Researchers compared MDPV’s stimulant effects to those of methamphetamine by allowing rats to dose themselves intravenously by pressing a lever. In order to quantify the animals’ desire for either of the drugs, an ever-greater number of lever presses was required to obtain subsequent infusions. Rats emitted about 60 lever presses for a dose of meth but up to 600 for MDPV. Some rats would even emit 3,000 lever presses in order to obtain a single MDPV hit.
— Findings appear in the journal Neuropharmacology. News release at http://bit.ly/15fKwbK
Coastal power plant records reveal fish decline
A dramatic drop in a number of key fish species has been documented by researchers tapping into a nontraditional source of information: A 40-year record of the fish captured in cooling water systems at five Southern California coastal power plants.
This unique data set is derived from the tens of millions of cubic meters of water filtered annually at each power plant. Every fish caught by the cooling systems since 1972 has been identified and counted.
The analysis, performed jointly by MBC Applied Environmental Sciences (Costa Mesa, Calif.) and Scripps Institution of Oceanography at UC San Diego, centered on so-called “forage” fishes, small species such as sardines and anchovies that live close to shore and are consumed by larger predatory fish, seabirds and marine mammals. Findings revealed the bulk average of fish from early power plant recordings (1972-1983) declined by 78 percent compared with more recent years (1990-2010).
Ranging from Northern San Diego County to Ventura County, the power plants included the San Onofre Nuclear Generating Station, Huntington Beach Generating Station, Redondo Beach Generating Station, El Segundo Generating Station, and Ormond Beach Generating Station.
— Findings are detailed in the journal Estuarine, Coastal and Shelf Science. News release at http://bit.ly/10Pm41w.
HPWREN aids firefighters in Chariot Fire
The High-Performance Wireless and Research Education Network (HPWREN) has once again showed its usefulness as a public safety asset as firefighters battled the recent Chariot Fire near Mount Laguna.
During the wildfire, more than 10,000 people accessed HPWREN’s camera images and data as the fire spread. Many of those images were used by the news media and viewed by the general public and first responders.
HPWREN is a collaborative Internet-connected cyber-infrastructure for research, education, and public safety. The project supports a wireless data network in San Diego, Riverside, and Imperial counties that includes backbone nodes (typically on mountain tops) to connect often hard-to-reach areas in remote environments.

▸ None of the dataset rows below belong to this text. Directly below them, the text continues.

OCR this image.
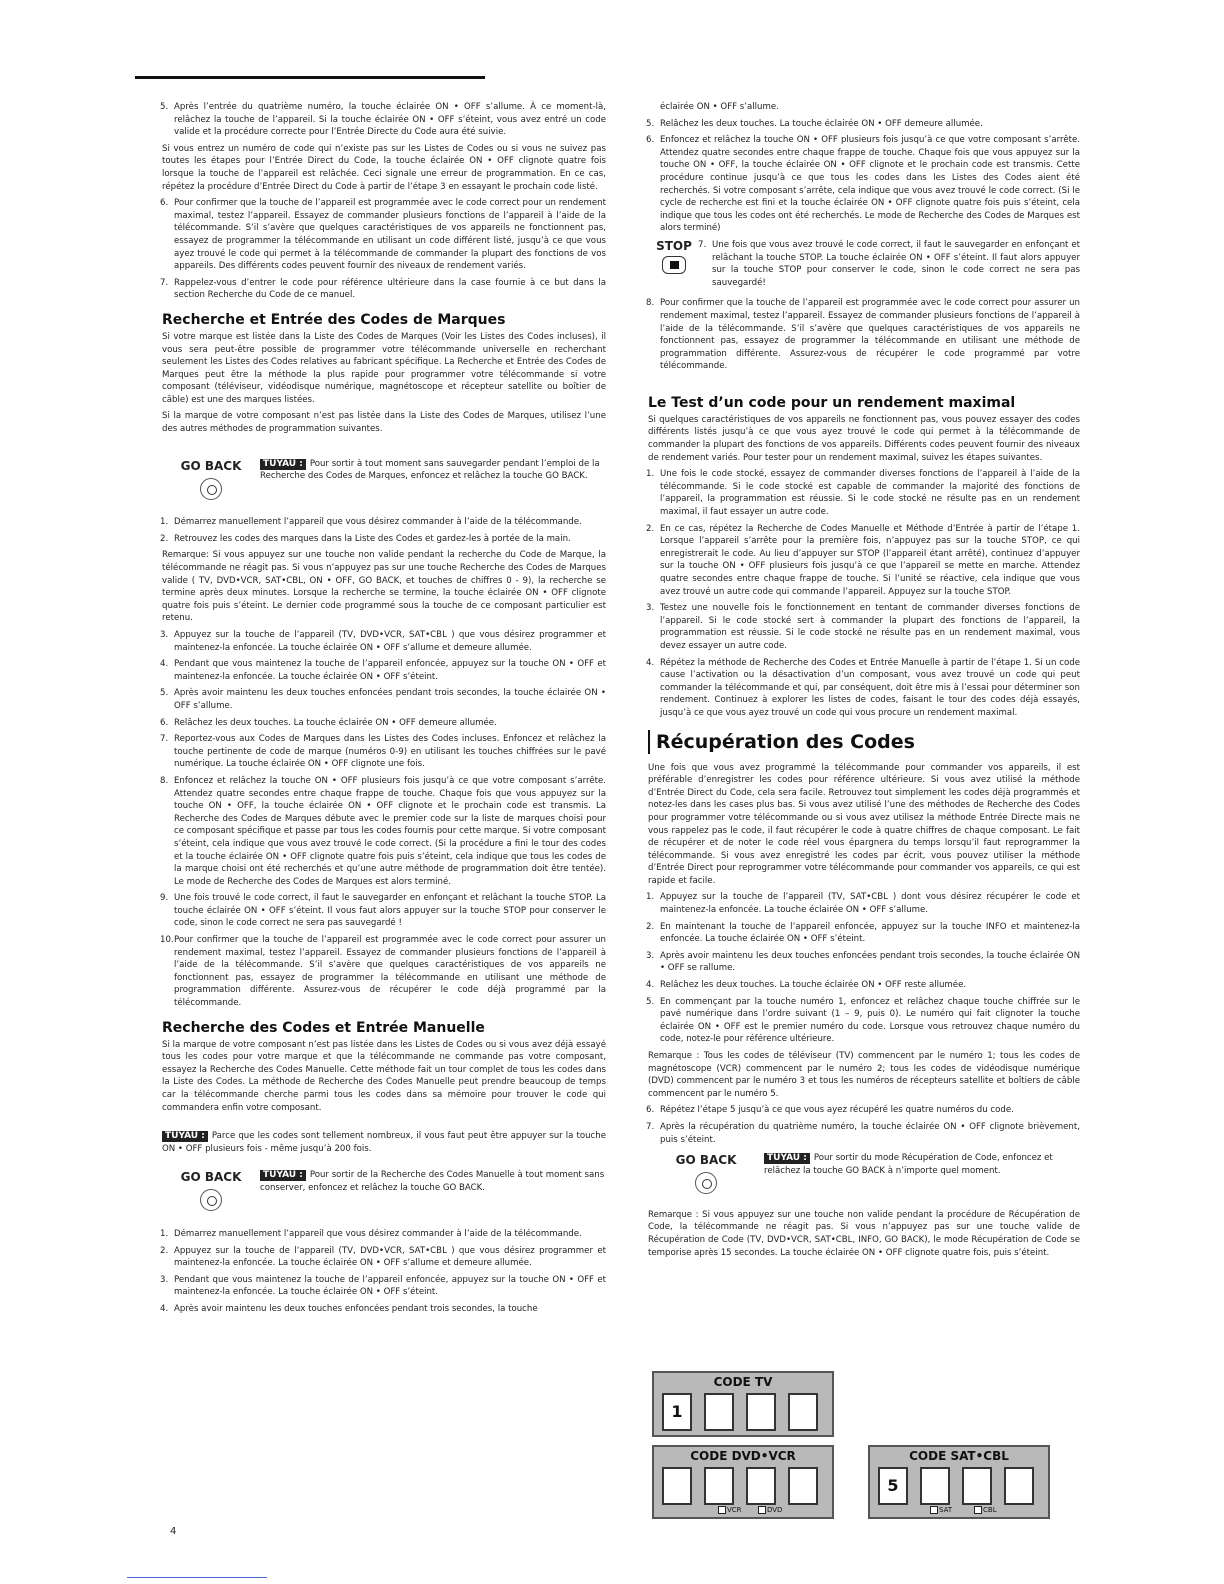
5. Après l’entrée du quatrième numéro, la touche éclairée ON • OFF s’allume. À ce moment-là, relâchez la touche de l’appareil. Si la touche éclairée ON • OFF s’éteint, vous avez entré un code valide et la procédure correcte pour l’Entrée Directe du Code aura été suivie.

Si vous entrez un numéro de code qui n’existe pas sur les Listes de Codes ou si vous ne suivez pas toutes les étapes pour l’Entrée Direct du Code, la touche éclairée ON • OFF clignote quatre fois lorsque la touche de l’appareil est relâchée. Ceci signale une erreur de programmation. En ce cas, répétez la procédure d’Entrée Direct du Code à partir de l’étape 3 en essayant le prochain code listé.

6. Pour confirmer que la touche de l’appareil est programmée avec le code correct pour un rendement maximal, testez l’appareil. Essayez de commander plusieurs fonctions de l’appareil à l’aide de la télécommande. S’il s’avère que quelques caractéristiques de vos appareils ne fonctionnent pas, essayez de programmer la télécommande en utilisant un code différent listé, jusqu’à ce que vous ayez trouvé le code qui permet à la télécommande de commander la plupart des fonctions de vos appareils. Des différents codes peuvent fournir des niveaux de rendement variés.
7. Rappelez-vous d’entrer le code pour référence ultérieure dans la case fournie à ce but dans la section Recherche du Code de ce manuel.
Recherche et Entrée des Codes de Marques

Si votre marque est listée dans la Liste des Codes de Marques (Voir les Listes des Codes incluses), il vous sera peut-être possible de programmer votre télécommande universelle en recherchant seulement les Listes des Codes relatives au fabricant spécifique. La Recherche et Entrée des Codes de Marques peut être la méthode la plus rapide pour programmer votre télécommande si votre composant (téléviseur, vidéodisque numérique, magnétoscope et récepteur satellite ou boîtier de câble) est une des marques listées.

Si la marque de votre composant n’est pas listée dans la Liste des Codes de Marques, utilisez l’une des autres méthodes de programmation suivantes.

GO BACK	TUYAU : Pour sortir à tout moment sans sauvegarder pendant l’emploi de la Recherche des Codes de Marques, enfoncez et relâchez la touche GO BACK.
1. Démarrez manuellement l’appareil que vous désirez commander à l’aide de la télécommande.
2. Retrouvez les codes des marques dans la Liste des Codes et gardez-les à portée de la main.

Remarque: Si vous appuyez sur une touche non valide pendant la recherche du Code de Marque, la télécommande ne réagit pas. Si vous n’appuyez pas sur une touche Recherche des Codes de Marques valide ( TV, DVD•VCR, SAT•CBL, ON • OFF, GO BACK, et touches de chiffres 0 - 9), la recherche se termine après deux minutes. Lorsque la recherche se termine, la touche éclairée ON • OFF clignote quatre fois puis s’éteint. Le dernier code programmé sous la touche de ce composant particulier est retenu.

3. Appuyez sur la touche de l’appareil (TV, DVD•VCR, SAT•CBL ) que vous désirez programmer et maintenez-la enfoncée. La touche éclairée ON • OFF s’allume et demeure allumée.
4. Pendant que vous maintenez la touche de l’appareil enfoncée, appuyez sur la touche ON • OFF et maintenez-la enfoncée. La touche éclairée ON • OFF s’éteint.
5. Après avoir maintenu les deux touches enfoncées pendant trois secondes, la touche éclairée ON • OFF s’allume.
6. Relâchez les deux touches. La touche éclairée ON • OFF demeure allumée.
7. Reportez-vous aux Codes de Marques dans les Listes des Codes incluses. Enfoncez et relâchez la touche pertinente de code de marque (numéros 0-9) en utilisant les touches chiffrées sur le pavé numérique. La touche éclairée ON • OFF clignote une fois.
8. Enfoncez et relâchez la touche ON • OFF plusieurs fois jusqu’à ce que votre composant s’arrête. Attendez quatre secondes entre chaque frappe de touche. Chaque fois que vous appuyez sur la touche ON • OFF, la touche éclairée ON • OFF clignote et le prochain code est transmis. La Recherche des Codes de Marques débute avec le premier code sur la liste de marques choisi pour ce composant spécifique et passe par tous les codes fournis pour cette marque. Si votre composant s’éteint, cela indique que vous avez trouvé le code correct. (Si la procédure a fini le tour des codes et la touche éclairée ON • OFF clignote quatre fois puis s’éteint, cela indique que tous les codes de la marque choisi ont été recherchés et qu’une autre méthode de programmation doit être tentée). Le mode de Recherche des Codes de Marques est alors terminé.
9. Une fois trouvé le code correct, il faut le sauvegarder en enfonçant et relâchant la touche STOP. La touche éclairée ON • OFF s’éteint. Il vous faut alors appuyer sur la touche STOP pour conserver le code, sinon le code correct ne sera pas sauvegardé !
10. Pour confirmer que la touche de l’appareil est programmée avec le code correct pour assurer un rendement maximal, testez l’appareil. Essayez de commander plusieurs fonctions de l’appareil à l’aide de la télécommande. S’il s’avère que quelques caractéristiques de vos appareils ne fonctionnent pas, essayez de programmer la télécommande en utilisant une méthode de programmation différente. Assurez-vous de récupérer le code déjà programmé par la télécommande.
Recherche des Codes et Entrée Manuelle

Si la marque de votre composant n’est pas listée dans les Listes de Codes ou si vous avez déjà essayé tous les codes pour votre marque et que la télécommande ne commande pas votre composant, essayez la Recherche des Codes Manuelle. Cette méthode fait un tour complet de tous les codes dans la Liste des Codes. La méthode de Recherche des Codes Manuelle peut prendre beaucoup de temps car la télécommande cherche parmi tous les codes dans sa mémoire pour trouver le code qui commandera enfin votre composant.

TUYAU : Parce que les codes sont tellement nombreux, il vous faut peut être appuyer sur la touche ON • OFF plusieurs fois - même jusqu’à 200 fois.

GO BACK	TUYAU : Pour sortir de la Recherche des Codes Manuelle à tout moment sans conserver, enfoncez et relâchez la touche GO BACK.
1. Démarrez manuellement l’appareil que vous désirez commander à l’aide de la télécommande.
2. Appuyez sur la touche de l’appareil (TV, DVD•VCR, SAT•CBL ) que vous désirez programmer et maintenez-la enfoncée. La touche éclairée ON • OFF s’allume et demeure allumée.
3. Pendant que vous maintenez la touche de l’appareil enfoncée, appuyez sur la touche ON • OFF et maintenez-la enfoncée. La touche éclairée ON • OFF s’éteint.
4. Après avoir maintenu les deux touches enfoncées pendant trois secondes, la touche

éclairée ON • OFF s’allume.

5. Relâchez les deux touches. La touche éclairée ON • OFF demeure allumée.
6. Enfoncez et relâchez la touche ON • OFF plusieurs fois jusqu’à ce que votre composant s’arrête. Attendez quatre secondes entre chaque frappe de touche. Chaque fois que vous appuyez sur la touche ON • OFF, la touche éclairée ON • OFF clignote et le prochain code est transmis. Cette procédure continue jusqu’à ce que tous les codes dans les Listes des Codes aient été recherchés. Si votre composant s’arrête, cela indique que vous avez trouvé le code correct. (Si le cycle de recherche est fini et la touche éclairée ON • OFF clignote quatre fois puis s’éteint, cela indique que tous les codes ont été recherchés. Le mode de Recherche des Codes de Marques est alors terminé)
STOP 7. Une fois que vous avez trouvé le code correct, il faut le sauvegarder en enfonçant et relâchant la touche STOP. La touche éclairée ON • OFF s’éteint. Il faut alors appuyer sur la touche STOP pour conserver le code, sinon le code correct ne sera pas sauvegardé!
8. Pour confirmer que la touche de l’appareil est programmée avec le code correct pour assurer un rendement maximal, testez l’appareil. Essayez de commander plusieurs fonctions de l’appareil à l’aide de la télécommande. S’il s’avère que quelques caractéristiques de vos appareils ne fonctionnent pas, essayez de programmer la télécommande en utilisant une méthode de programmation différente. Assurez-vous de récupérer le code programmé par votre télécommande.
Le Test d’un code pour un rendement maximal

Si quelques caractéristiques de vos appareils ne fonctionnent pas, vous pouvez essayer des codes différents listés jusqu’à ce que vous ayez trouvé le code qui permet à la télécommande de commander la plupart des fonctions de vos appareils. Différents codes peuvent fournir des niveaux de rendement variés. Pour tester pour un rendement maximal, suivez les étapes suivantes.

1. Une fois le code stocké, essayez de commander diverses fonctions de l’appareil à l’aide de la télécommande. Si le code stocké est capable de commander la majorité des fonctions de l’appareil, la programmation est réussie. Si le code stocké ne résulte pas en un rendement maximal, il faut essayer un autre code.
2. En ce cas, répétez la Recherche de Codes Manuelle et Méthode d’Entrée à partir de l’étape 1. Lorsque l’appareil s’arrête pour la première fois, n’appuyez pas sur la touche STOP, ce qui enregistrerait le code. Au lieu d’appuyer sur STOP (l’appareil étant arrêté), continuez d’appuyer sur la touche ON • OFF plusieurs fois jusqu’à ce que l’appareil se mette en marche. Attendez quatre secondes entre chaque frappe de touche. Si l’unité se réactive, cela indique que vous avez trouvé un autre code qui commande l’appareil. Appuyez sur la touche STOP.
3. Testez une nouvelle fois le fonctionnement en tentant de commander diverses fonctions de l’appareil. Si le code stocké sert à commander la plupart des fonctions de l’appareil, la programmation est réussie. Si le code stocké ne résulte pas en un rendement maximal, vous devez essayer un autre code.
4. Répétez la méthode de Recherche des Codes et Entrée Manuelle à partir de l’étape 1. Si un code cause l’activation ou la désactivation d’un composant, vous avez trouvé un code qui peut commander la télécommande et qui, par conséquent, doit être mis à l’essai pour déterminer son rendement. Continuez à explorer les listes de codes, faisant le tour des codes déjà essayés, jusqu’à ce que vous ayez trouvé un code qui vous procure un rendement maximal.
Récupération des Codes

Une fois que vous avez programmé la télécommande pour commander vos appareils, il est préférable d’enregistrer les codes pour référence ultérieure. Si vous avez utilisé la méthode d’Entrée Direct du Code, cela sera facile. Retrouvez tout simplement les codes déjà programmés et notez-les dans les cases plus bas. Si vous avez utilisé l’une des méthodes de Recherche des Codes pour programmer votre télécommande ou si vous avez utilisez la méthode Entrée Directe mais ne vous rappelez pas le code, il faut récupérer le code à quatre chiffres de chaque composant. Le fait de récupérer et de noter le code réel vous épargnera du temps lorsqu’il faut reprogrammer la télécommande. Si vous avez enregistré les codes par écrit, vous pouvez utiliser la méthode d’Entrée Direct pour reprogrammer votre télécommande pour commander vos appareils, ce qui est rapide et facile.

1. Appuyez sur la touche de l’appareil (TV, SAT•CBL ) dont vous désirez récupérer le code et maintenez-la enfoncée. La touche éclairée ON • OFF s’allume.
2. En maintenant la touche de l’appareil enfoncée, appuyez sur la touche INFO et maintenez-la enfoncée. La touche éclairée ON • OFF s’éteint.
3. Après avoir maintenu les deux touches enfoncées pendant trois secondes, la touche éclairée ON • OFF se rallume.
4. Relâchez les deux touches. La touche éclairée ON • OFF reste allumée.
5. En commençant par la touche numéro 1, enfoncez et relâchez chaque touche chiffrée sur le pavé numérique dans l’ordre suivant (1 – 9, puis 0). Le numéro qui fait clignoter la touche éclairée ON • OFF est le premier numéro du code. Lorsque vous retrouvez chaque numéro du code, notez-le pour référence ultérieure.

Remarque : Tous les codes de téléviseur (TV) commencent par le numéro 1; tous les codes de magnétoscope (VCR) commencent par le numéro 2; tous les codes de vidéodisque numérique (DVD) commencent par le numéro 3 et tous les numéros de récepteurs satellite et boîtiers de câble commencent par le numéro 5.

6. Répétez l’étape 5 jusqu’à ce que vous ayez récupéré les quatre numéros du code.
7. Après la récupération du quatrième numéro, la touche éclairée ON • OFF clignote brièvement, puis s’éteint.
GO BACK	TUYAU : Pour sortir du mode Récupération de Code, enfoncez et relâchez la touche GO BACK à n’importe quel moment.

Remarque : Si vous appuyez sur une touche non valide pendant la procédure de Récupération de Code, la télécommande ne réagit pas. Si vous n’appuyez pas sur une touche valide de Récupération de Code (TV, DVD•VCR, SAT•CBL, INFO, GO BACK), le mode Récupération de Code se temporise après 15 secondes. La touche éclairée ON • OFF clignote quatre fois, puis s’éteint.

CODE TV
1
CODE DVD•VCR
VCR	DVD
CODE SAT•CBL
5
SAT	CBL
4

A UCSD research project originally conceived and funded 13 years ago, HPWREN continues to evolve through a combination of government and industry collaborative efforts. For example, new partner San Diego Gas & Electric recently assisted in connecting 70 fire stations in the most remote parts of the county to the HPWREN network.
— More information at http://bit.ly/189Z4MS.
Lynne Friedmann is a science writer based in Solana Beach.